Sunday, 14 June 2009

Fat Ronaldo

The hair gel industry suffered a catastrophic blow in North-West England this week when it was revealed that Christiano Ronaldo was set to leave Manchester United for Real Madrid. I'm sick of hearing about this so i decided to look up his older Brazilian namesake who was a big hit 10 years ago. It turns out 'Fat Ronaldo' as i know him has started to look like Craig David. I didn't even get as far as finding out where or what he does now, only so far into the rabbit hole to find he looks like Craig David. I don't know whats worse, 'Fat Ronaldo' looking like Craig David or 'Regular Ronaldo' dressing like Ricky Martin, remember him?

Saturday, 13 June 2009

Hello Kitty

I'm all up for trying new things, but is there something really horrifying about putting hello kitty inside yourself? 'Hello Kitty', 'Hello Kitty'.

Monday, 8 June 2009

North Korea

The looming threat by North Korea according to the worlds media is ever increasing with Nuclear tests and missile launches. Surely I'm not the only one who thinks i could take down this guy with a one swift backhand and some name calling. I'm pretty sure that would make him cry, at least enough that he'd give me his dinner money.

Monday, 1 June 2009

My Favourite Eunuch

Today's topic, considering its such a lovely summer day, is weirdly about my favourite eunuch. Try and spot the Eunuch out of the lineup of President's and assassins.
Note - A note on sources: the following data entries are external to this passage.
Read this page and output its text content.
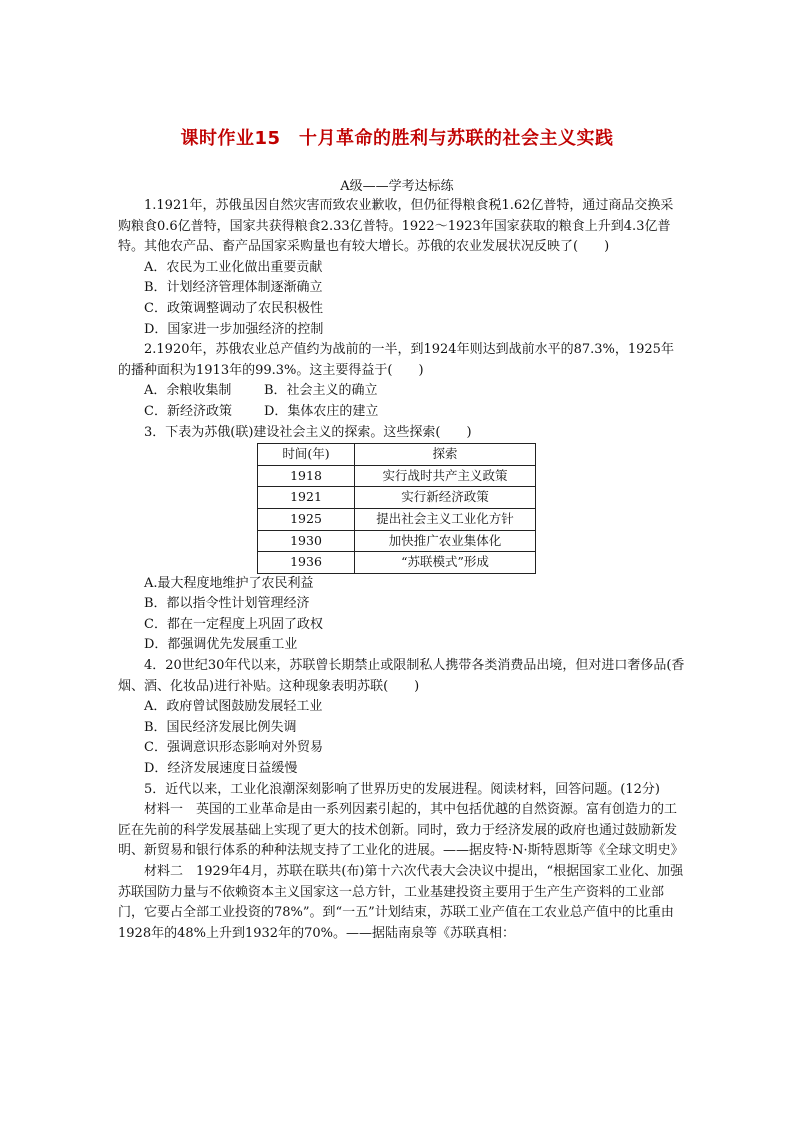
课时作业15　十月革命的胜利与苏联的社会主义实践
A级——学考达标练

1.1921年，苏俄虽因自然灾害而致农业歉收，但仍征得粮食税1.62亿普特，通过商品交换采购粮食0.6亿普特，国家共获得粮食2.33亿普特。1922～1923年国家获取的粮食上升到4.3亿普特。其他农产品、畜产品国家采购量也有较大增长。苏俄的农业发展状况反映了(　　)

A．农民为工业化做出重要贡献

B．计划经济管理体制逐渐确立

C．政策调整调动了农民积极性

D．国家进一步加强经济的控制

2.1920年，苏俄农业总产值约为战前的一半，到1924年则达到战前水平的87.3%，1925年的播种面积为1913年的99.3%。这主要得益于(　　)

A．余粮收集制	B．社会主义的确立

C．新经济政策	D．集体农庄的建立

3．下表为苏俄(联)建设社会主义的探索。这些探索(　　)

时间(年)	探索
1918	实行战时共产主义政策
1921	实行新经济政策
1925	提出社会主义工业化方针
1930	加快推广农业集体化
1936	“苏联模式”形成

A.最大程度地维护了农民利益

B．都以指令性计划管理经济

C．都在一定程度上巩固了政权

D．都强调优先发展重工业

4．20世纪30年代以来，苏联曾长期禁止或限制私人携带各类消费品出境，但对进口奢侈品(香烟、酒、化妆品)进行补贴。这种现象表明苏联(　　)

A．政府曾试图鼓励发展轻工业

B．国民经济发展比例失调

C．强调意识形态影响对外贸易

D．经济发展速度日益缓慢

5．近代以来，工业化浪潮深刻影响了世界历史的发展进程。阅读材料，回答问题。(12分)

材料一　英国的工业革命是由一系列因素引起的，其中包括优越的自然资源。富有创造力的工匠在先前的科学发展基础上实现了更大的技术创新。同时，致力于经济发展的政府也通过鼓励新发明、新贸易和银行体系的种种法规支持了工业化的进展。——据皮特·N·斯特恩斯等《全球文明史》

材料二　1929年4月，苏联在联共(布)第十六次代表大会决议中提出，“根据国家工业化、加强苏联国防力量与不依赖资本主义国家这一总方针，工业基建投资主要用于生产生产资料的工业部门，它要占全部工业投资的78%”。到“一五”计划结束，苏联工业产值在工农业总产值中的比重由1928年的48%上升到1932年的70%。——据陆南泉等《苏联真相：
Thomas P. Corbett, aka Boston Corbett. was the solider who shot and killed John Wilkes Booth, who was the man who shot abe, not that creepy green fella with his lips sewn together from oddworld, but Abe Lincoln.

In an attempt to imitate Jesus, he began to wear his hair very long. On July 16, 1858, in order to avoid the temptation of prostitutes, Corbett castrated himself with a pair of scissors. Afterward, he ate a meal.